The steam heating system (see FIG. 1) is comprised of a boiler 2 with a thermostat 1, a distributive collector 3 connected to the boiler 2, a pipe 4 connected to the distributive collector 3 with radiator 6, and an automatically activated valve 5, which is normally open. This valve is installed between the radiator and the distributive collector. The system also is comprised of a timer 8, which is electrically connected with the automatically activated valve 5 by line 7 and to the thermostat 1 by line 9.
When the thermostat 1 calls for heat the boiler 2 is energized and steam discharges from the boiler 2 through the distributive collector 3 and pipe 4 to the radiator 6 and heats it. When the set point is reached, the timer 8 energizes the automatically activated open valve 5 and closes it. Thus the steam cannot enter the radiator 6, but it continues to enter another radiator and heats it with steam until the thermostat 1 set point is reached and the burner of the boiler 2 is deactivated. At the same time the thermostat 1 deactivates the timer 8 and simultaneously automatically activates valve 5 and opens it. The condensation returns to the boiler.
By running the boiler 2 on a series of short cycles as opposed to continuously, as in conventional heating systems, there are similar temperatures in the spaces heated by each radiator 6.
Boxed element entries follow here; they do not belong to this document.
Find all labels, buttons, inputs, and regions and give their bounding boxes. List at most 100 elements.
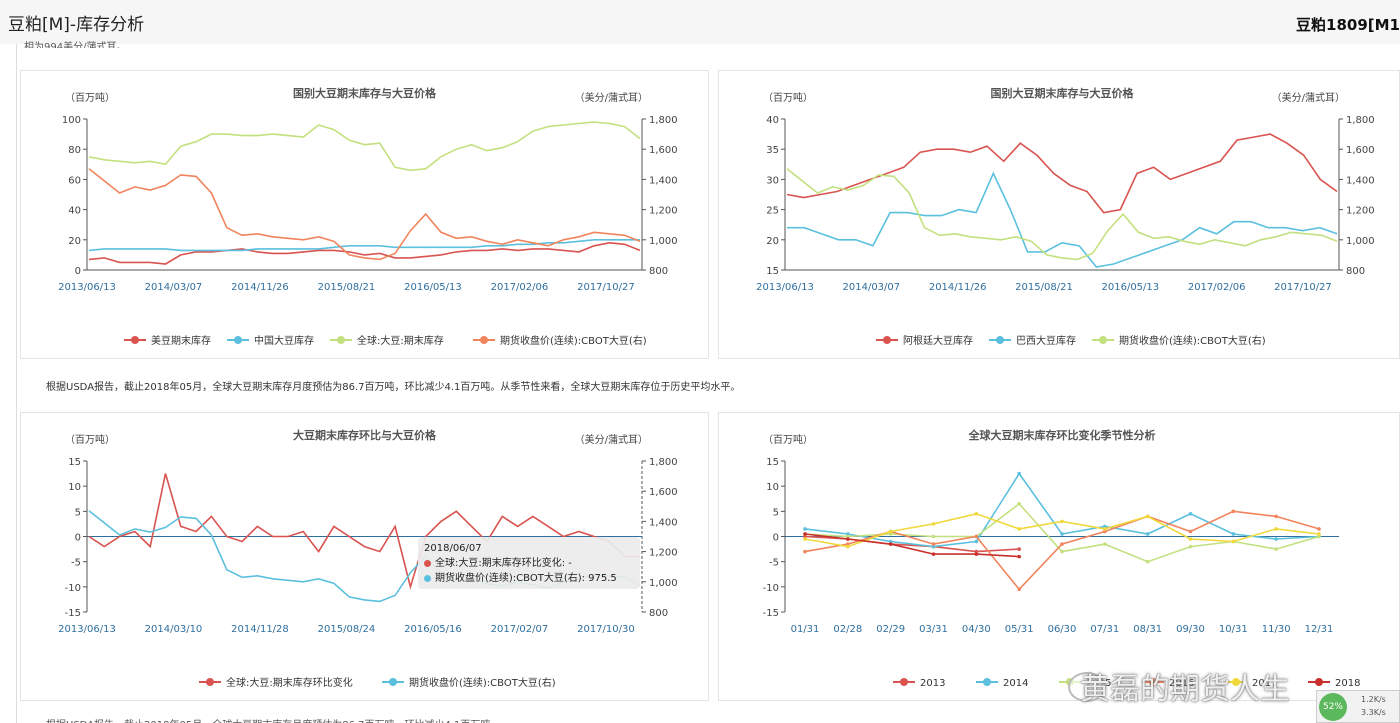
x-tick-label: 02/28 bbox=[833, 624, 862, 635]
series-point bbox=[1231, 509, 1236, 514]
series-point bbox=[846, 534, 850, 539]
legend-item[interactable]: 2017 bbox=[1225, 678, 1277, 689]
series-point bbox=[974, 539, 979, 544]
legend-label: 2014 bbox=[1003, 678, 1028, 689]
x-tick-label: 2014/11/26 bbox=[929, 282, 987, 293]
series-point bbox=[1017, 547, 1021, 551]
y-right-tick-label: 1,600 bbox=[649, 487, 678, 498]
legend-item[interactable]: 全球:大豆:期末库存 bbox=[330, 334, 444, 347]
series-point bbox=[846, 537, 850, 541]
tooltip-line-1: 全球:大豆:期末库存环比变化: - bbox=[435, 558, 572, 569]
legend-item[interactable]: 中国大豆库存 bbox=[227, 334, 314, 347]
y-left-tick-label: 0 bbox=[75, 266, 81, 277]
y-left-tick-label: -5 bbox=[71, 558, 81, 569]
legend-dot-icon bbox=[389, 678, 397, 686]
series-point bbox=[1017, 587, 1021, 592]
series-point bbox=[1274, 514, 1278, 519]
series-point bbox=[846, 542, 850, 546]
blue-dot-icon bbox=[424, 574, 431, 582]
tooltip-row-2: 期货收盘价(连续):CBOT大豆(右): 975.5 bbox=[424, 571, 634, 586]
chart-panel-1: 国别大豆期末库存与大豆价格 （百万吨） （美分/蒲式耳） 0 20 40 60 80 100 80… bbox=[20, 70, 709, 359]
series-point bbox=[888, 532, 893, 536]
series-point bbox=[1188, 544, 1193, 549]
legend-label: 2016 bbox=[1169, 678, 1194, 689]
legend-dot-icon bbox=[1232, 678, 1240, 686]
x-tick-label: 2015/08/21 bbox=[1015, 282, 1073, 293]
y-left-tick-label: 5 bbox=[773, 507, 779, 518]
series-point bbox=[931, 522, 936, 526]
x-tick-label: 01/31 bbox=[791, 624, 820, 635]
x-tick-label: 2015/08/24 bbox=[318, 624, 376, 635]
tooltip-line-2: 期货收盘价(连续):CBOT大豆(右): 975.5 bbox=[435, 573, 617, 584]
legend-item[interactable]: 2014 bbox=[976, 678, 1028, 689]
x-tick-label: 05/31 bbox=[1005, 624, 1034, 635]
series-point bbox=[1145, 532, 1150, 536]
series-point bbox=[931, 552, 936, 556]
legend-item[interactable]: 2018 bbox=[1308, 678, 1360, 689]
series-point bbox=[1017, 554, 1021, 559]
x-tick-label: 08/31 bbox=[1133, 624, 1162, 635]
legend-label: 2018 bbox=[1335, 678, 1360, 689]
legend-item[interactable]: 阿根廷大豆库存 bbox=[876, 334, 973, 347]
legend-item[interactable]: 期货收盘价(连续):CBOT大豆(右) bbox=[473, 334, 647, 347]
series-point bbox=[846, 544, 850, 549]
y-left-tick-label: -15 bbox=[65, 608, 81, 619]
y-left-tick-label: 0 bbox=[75, 533, 81, 544]
content-border bbox=[16, 44, 17, 723]
legend-item[interactable]: 美豆期末库存 bbox=[124, 334, 211, 347]
series-point bbox=[1103, 527, 1107, 531]
y-right-tick-label: 1,400 bbox=[649, 517, 678, 528]
x-tick-label: 2014/03/07 bbox=[145, 282, 203, 293]
y-left-unit: （百万吨） bbox=[65, 91, 115, 104]
legend-item[interactable]: 2016 bbox=[1142, 678, 1194, 689]
tooltip-row-1: 全球:大豆:期末库存环比变化: - bbox=[424, 556, 634, 571]
x-tick-label: 2014/03/07 bbox=[843, 282, 901, 293]
y-right-tick-label: 1,200 bbox=[649, 206, 678, 217]
series-line-5 bbox=[804, 512, 1320, 548]
y-left-tick-label: 15 bbox=[766, 457, 779, 468]
series-line-4 bbox=[88, 168, 641, 261]
series-point bbox=[931, 544, 936, 549]
y-left-unit: （百万吨） bbox=[763, 91, 813, 104]
y-right-tick-label: 1,000 bbox=[1346, 236, 1375, 247]
y-right-tick-label: 1,200 bbox=[649, 548, 678, 559]
series-point bbox=[803, 549, 807, 554]
series-line-1 bbox=[786, 133, 1338, 214]
chart-title: 大豆期末库存环比与大豆价格 bbox=[293, 428, 437, 442]
contract-title[interactable]: 豆粕1809[M1 bbox=[1296, 16, 1400, 34]
series-line-2 bbox=[787, 171, 1338, 268]
x-tick-label: 10/31 bbox=[1219, 624, 1248, 635]
legend-label: 期货收盘价(连续):CBOT大豆(右) bbox=[409, 676, 556, 689]
y-left-tick-label: 25 bbox=[766, 206, 779, 217]
series-point bbox=[1145, 559, 1150, 564]
series-point bbox=[888, 539, 893, 544]
legend-dot-icon bbox=[206, 678, 214, 686]
legend-item[interactable]: 全球:大豆:期末库存环比变化 bbox=[199, 676, 353, 689]
legend-label: 阿根廷大豆库存 bbox=[903, 334, 973, 347]
legend-item[interactable]: 期货收盘价(连续):CBOT大豆(右) bbox=[382, 676, 556, 689]
y-right-tick-label: 1,600 bbox=[649, 145, 678, 156]
legend-item[interactable]: 期货收盘价(连续):CBOT大豆(右) bbox=[1092, 334, 1266, 347]
series-point bbox=[1103, 529, 1107, 534]
legend-label: 全球:大豆:期末库存环比变化 bbox=[226, 676, 353, 689]
x-tick-label: 06/30 bbox=[1048, 624, 1077, 635]
legend-item[interactable]: 巴西大豆库存 bbox=[989, 334, 1076, 347]
y-left-tick-label: 80 bbox=[68, 145, 81, 156]
legend-dot-icon bbox=[1099, 336, 1107, 344]
y-right-tick-label: 1,200 bbox=[1346, 206, 1375, 217]
series-point bbox=[1188, 512, 1193, 516]
y-right-tick-label: 1,400 bbox=[1346, 175, 1375, 186]
download-speed: 3.3K/s bbox=[1361, 708, 1386, 717]
series-point bbox=[1231, 532, 1236, 536]
series-point bbox=[888, 542, 893, 546]
chart-panel-3: 大豆期末库存环比与大豆价格 （百万吨） （美分/蒲式耳） -15 -10 -5 0 5 10 15… bbox=[20, 412, 709, 701]
network-speed-widget[interactable]: 52% 1.2K/s 3.3K/s bbox=[1316, 690, 1400, 723]
legend-dot-icon bbox=[983, 678, 991, 686]
y-right-unit: （美分/蒲式耳） bbox=[575, 433, 648, 446]
y-left-tick-label: -10 bbox=[65, 583, 81, 594]
series-line-6 bbox=[804, 533, 1020, 558]
legend-dot-icon bbox=[1315, 678, 1323, 686]
x-tick-label: 2013/06/13 bbox=[756, 282, 814, 293]
series-point bbox=[931, 542, 936, 546]
legend-item[interactable]: 2013 bbox=[893, 678, 945, 689]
According to the circuit diagram (see FIG. 2) the automatically activated valve 5 is connected in a series with timer 8 that in turn is connected by lines 10 and 11 to lines 12 and 13, which are connected to thermostat 1 to the boiler 2. When the thermostat 1 calls for heat, lines 12 and 13 are energized. At the set point the timer 8 energizes the automatically activated open valve 5 and closes it, but boiler 2 continues to function. When the thermostat 1 set point is reached the burner of the boiler 2 is deactivated. At the same time the thermostat 1 is deactivated the timer 8, simultaneously activates valve 5 and opens it. The condensation returns to the boiler.
Although the present invention has been described in terms of the preferred embodiment above, numerous modifications and/or additions to the above described preferred embodiment would be readily apparent to one skilled in the art. It is intended that the scope of the present invention extends to modifications and/or additions and that the scope of the present invention is limited solely by the claims set forth below.